次のような表現について、皆様はいかがお感じになりますか。違和感がある表現はございますか。
①「講師室に太田先生がおられました。」
②「もしもし、●●様のお宅ですか。お父様はおられますか。」
③「外出自粛要請の中で、テレワークを開始された方もたくさんおられますが……。」


私は①と②に関しては、違和感を受けます。③に関しては、最近よく聞くことが多くなっているので、あまり感じなくなってきました。


ここからは、完全に私の個人的な意見(思いつき)なのですが、③の表現については、ある種の独特な言い回しになりつつあるのかとも思うのです。言ってみれば「政治家ことば」のようになっているのではないでしょうか。


「言葉は生き物」と言われることがあります。昔は使われなかった言葉や表現が、一般的になるということはよくあります。その意味合いが変わってくることもよくあります。また、立場や職業特有の言い回しなどがあることも知られています。


「先生ことば」と言われるような表現があるのをご存知でしょうか。

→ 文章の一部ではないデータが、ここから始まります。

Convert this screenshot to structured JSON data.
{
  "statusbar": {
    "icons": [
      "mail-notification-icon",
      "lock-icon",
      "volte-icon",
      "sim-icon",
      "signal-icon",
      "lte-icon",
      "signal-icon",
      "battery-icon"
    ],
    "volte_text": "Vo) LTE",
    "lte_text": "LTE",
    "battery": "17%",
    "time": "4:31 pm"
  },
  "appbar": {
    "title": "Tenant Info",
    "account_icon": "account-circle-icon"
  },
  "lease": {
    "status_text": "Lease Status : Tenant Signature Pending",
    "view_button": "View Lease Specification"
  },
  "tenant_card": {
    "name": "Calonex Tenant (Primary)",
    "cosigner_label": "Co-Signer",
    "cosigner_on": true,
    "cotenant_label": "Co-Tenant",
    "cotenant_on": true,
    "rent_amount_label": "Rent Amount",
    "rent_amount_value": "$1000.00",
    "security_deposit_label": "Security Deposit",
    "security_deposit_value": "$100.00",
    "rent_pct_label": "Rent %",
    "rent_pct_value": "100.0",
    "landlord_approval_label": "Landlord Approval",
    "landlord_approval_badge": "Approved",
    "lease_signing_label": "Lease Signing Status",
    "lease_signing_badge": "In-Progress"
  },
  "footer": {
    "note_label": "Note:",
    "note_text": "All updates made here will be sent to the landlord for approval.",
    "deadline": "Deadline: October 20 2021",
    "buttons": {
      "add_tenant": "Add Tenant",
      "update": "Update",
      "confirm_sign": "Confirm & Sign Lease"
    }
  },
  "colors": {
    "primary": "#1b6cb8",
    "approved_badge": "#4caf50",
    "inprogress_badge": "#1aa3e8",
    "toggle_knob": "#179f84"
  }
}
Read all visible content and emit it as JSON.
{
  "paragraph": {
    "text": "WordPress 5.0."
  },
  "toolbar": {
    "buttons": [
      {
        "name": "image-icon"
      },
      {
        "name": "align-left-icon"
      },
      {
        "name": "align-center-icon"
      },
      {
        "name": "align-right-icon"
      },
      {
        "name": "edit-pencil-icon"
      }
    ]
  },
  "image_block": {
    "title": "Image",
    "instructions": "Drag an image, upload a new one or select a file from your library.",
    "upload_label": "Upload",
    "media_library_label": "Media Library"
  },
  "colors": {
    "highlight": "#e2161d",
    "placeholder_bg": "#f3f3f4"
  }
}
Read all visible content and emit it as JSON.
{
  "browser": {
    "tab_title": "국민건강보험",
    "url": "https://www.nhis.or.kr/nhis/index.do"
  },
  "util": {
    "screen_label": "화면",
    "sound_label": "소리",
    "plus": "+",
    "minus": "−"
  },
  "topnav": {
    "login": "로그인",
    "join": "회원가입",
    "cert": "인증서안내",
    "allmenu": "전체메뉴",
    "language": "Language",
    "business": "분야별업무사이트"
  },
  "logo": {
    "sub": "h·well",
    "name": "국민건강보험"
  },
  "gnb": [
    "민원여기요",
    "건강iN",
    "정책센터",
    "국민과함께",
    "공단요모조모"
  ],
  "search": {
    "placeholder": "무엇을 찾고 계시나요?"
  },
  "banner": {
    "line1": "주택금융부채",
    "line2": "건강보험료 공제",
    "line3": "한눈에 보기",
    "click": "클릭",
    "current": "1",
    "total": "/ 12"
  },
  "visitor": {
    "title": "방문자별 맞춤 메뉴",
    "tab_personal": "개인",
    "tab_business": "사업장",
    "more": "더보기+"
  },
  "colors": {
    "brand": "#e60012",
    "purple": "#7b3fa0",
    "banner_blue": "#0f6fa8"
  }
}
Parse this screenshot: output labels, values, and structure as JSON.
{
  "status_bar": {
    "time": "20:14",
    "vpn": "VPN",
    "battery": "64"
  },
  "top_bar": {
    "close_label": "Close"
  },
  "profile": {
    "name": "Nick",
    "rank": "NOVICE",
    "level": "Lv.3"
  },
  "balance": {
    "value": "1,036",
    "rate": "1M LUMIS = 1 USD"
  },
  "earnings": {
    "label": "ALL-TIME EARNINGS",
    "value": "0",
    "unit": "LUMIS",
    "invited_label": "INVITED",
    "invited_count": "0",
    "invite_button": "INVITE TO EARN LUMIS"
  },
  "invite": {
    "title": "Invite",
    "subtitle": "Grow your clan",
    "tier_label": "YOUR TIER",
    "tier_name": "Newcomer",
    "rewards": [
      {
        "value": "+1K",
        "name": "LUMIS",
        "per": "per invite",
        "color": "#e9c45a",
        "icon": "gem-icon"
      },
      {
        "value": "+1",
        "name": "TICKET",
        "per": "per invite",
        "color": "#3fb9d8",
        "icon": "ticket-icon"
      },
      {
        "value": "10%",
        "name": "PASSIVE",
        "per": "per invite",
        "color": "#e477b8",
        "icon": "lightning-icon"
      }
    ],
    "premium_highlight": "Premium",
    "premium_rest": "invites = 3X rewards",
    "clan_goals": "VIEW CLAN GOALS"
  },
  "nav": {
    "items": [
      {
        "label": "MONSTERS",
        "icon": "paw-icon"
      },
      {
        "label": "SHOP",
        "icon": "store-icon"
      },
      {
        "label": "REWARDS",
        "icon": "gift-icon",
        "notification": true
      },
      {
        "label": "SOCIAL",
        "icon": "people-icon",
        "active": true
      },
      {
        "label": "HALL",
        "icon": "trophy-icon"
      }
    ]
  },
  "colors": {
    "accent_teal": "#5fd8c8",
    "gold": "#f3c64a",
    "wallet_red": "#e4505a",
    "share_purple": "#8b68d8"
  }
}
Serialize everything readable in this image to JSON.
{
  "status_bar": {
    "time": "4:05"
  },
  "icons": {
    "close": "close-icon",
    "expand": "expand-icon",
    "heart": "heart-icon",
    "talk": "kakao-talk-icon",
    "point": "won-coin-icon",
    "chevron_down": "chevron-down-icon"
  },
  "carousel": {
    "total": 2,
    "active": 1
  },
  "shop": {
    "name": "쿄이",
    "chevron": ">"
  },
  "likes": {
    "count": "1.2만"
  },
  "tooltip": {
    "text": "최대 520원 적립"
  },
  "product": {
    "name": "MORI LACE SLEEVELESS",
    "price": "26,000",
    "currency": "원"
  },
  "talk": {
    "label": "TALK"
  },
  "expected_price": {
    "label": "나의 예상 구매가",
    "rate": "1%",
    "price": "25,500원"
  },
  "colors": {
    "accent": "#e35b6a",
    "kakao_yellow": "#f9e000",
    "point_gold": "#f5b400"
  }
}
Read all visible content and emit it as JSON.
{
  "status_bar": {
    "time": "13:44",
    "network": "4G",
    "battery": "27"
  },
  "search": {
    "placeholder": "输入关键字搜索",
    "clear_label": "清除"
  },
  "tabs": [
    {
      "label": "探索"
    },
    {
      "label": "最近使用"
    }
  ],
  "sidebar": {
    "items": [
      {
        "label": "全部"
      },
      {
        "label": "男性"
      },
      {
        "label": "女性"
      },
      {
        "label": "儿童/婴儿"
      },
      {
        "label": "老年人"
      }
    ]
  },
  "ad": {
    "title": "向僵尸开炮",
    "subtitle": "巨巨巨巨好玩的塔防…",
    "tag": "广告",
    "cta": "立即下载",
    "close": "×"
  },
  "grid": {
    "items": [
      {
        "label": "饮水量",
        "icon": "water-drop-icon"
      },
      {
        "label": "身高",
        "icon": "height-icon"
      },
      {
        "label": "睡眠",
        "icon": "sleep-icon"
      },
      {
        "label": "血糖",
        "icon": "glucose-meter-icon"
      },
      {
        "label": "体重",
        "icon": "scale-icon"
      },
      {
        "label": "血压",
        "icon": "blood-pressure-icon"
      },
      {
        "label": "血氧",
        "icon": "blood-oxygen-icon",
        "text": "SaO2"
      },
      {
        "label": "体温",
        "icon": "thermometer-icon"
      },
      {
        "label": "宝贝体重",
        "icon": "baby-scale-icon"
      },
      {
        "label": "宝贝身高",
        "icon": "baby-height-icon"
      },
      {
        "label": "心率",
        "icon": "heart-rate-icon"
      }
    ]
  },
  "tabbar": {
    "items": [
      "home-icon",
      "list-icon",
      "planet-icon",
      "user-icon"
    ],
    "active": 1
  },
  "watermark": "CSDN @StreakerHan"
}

たとえば教室全体が騒がしいときに注意をする言葉を考えてみます。「静かにしなさい」「静かにしろ」という命令形を使う表現があります。ただ、この表現は「命令口調」になってしまうので、かなり厳しく感じられます。「静かにしろ」という言葉にいたっては、その語調にもよるのですが、塾の教室の中では好ましくない表現だと個人的には思っています。実は「静かにする」という言い方があります。文法的には終止形を使っていますので文字にしてしまうとイメージが伝わりにくいのですが、こんな風に想像してみてください。騒がしくなっている教室に入って、先生が指を口にあてながら「はい!静かにする!」と声をかけると生徒たちは口を閉じる……。この表現が「先生ことば」と言われる表現です。


さて「おられる」についての話に戻ります。先ほどの「おられる」の例の中で私が違和感を持った①と②は特定の個人に対する表現だということにお気づきになられたでしょうか。そして③は比較的多くの「不特定多数」に対する表現です。例えば政治家が「国民」を対して発言するとき、その国民には自分も含まれているので、ある意味「身内」に対してということもできます。そう考えれば「謙譲表現」を使うのもあながち間違いとは言い切れないと思うのです。しかし、そういった国民に対しても「敬意」を表するために「れる」という「尊敬表現」も併用している……そんな背景の中でよく使われている言葉になっているのかとも思うのです。単なる「尊敬語」として使われているのではなく、少し微妙なニュアンスが含まれている表現だと思い始めています。


ただ、やはり中学入試学習における「敬語」の学習の中では「正解」にはならない表現だとご理解ください。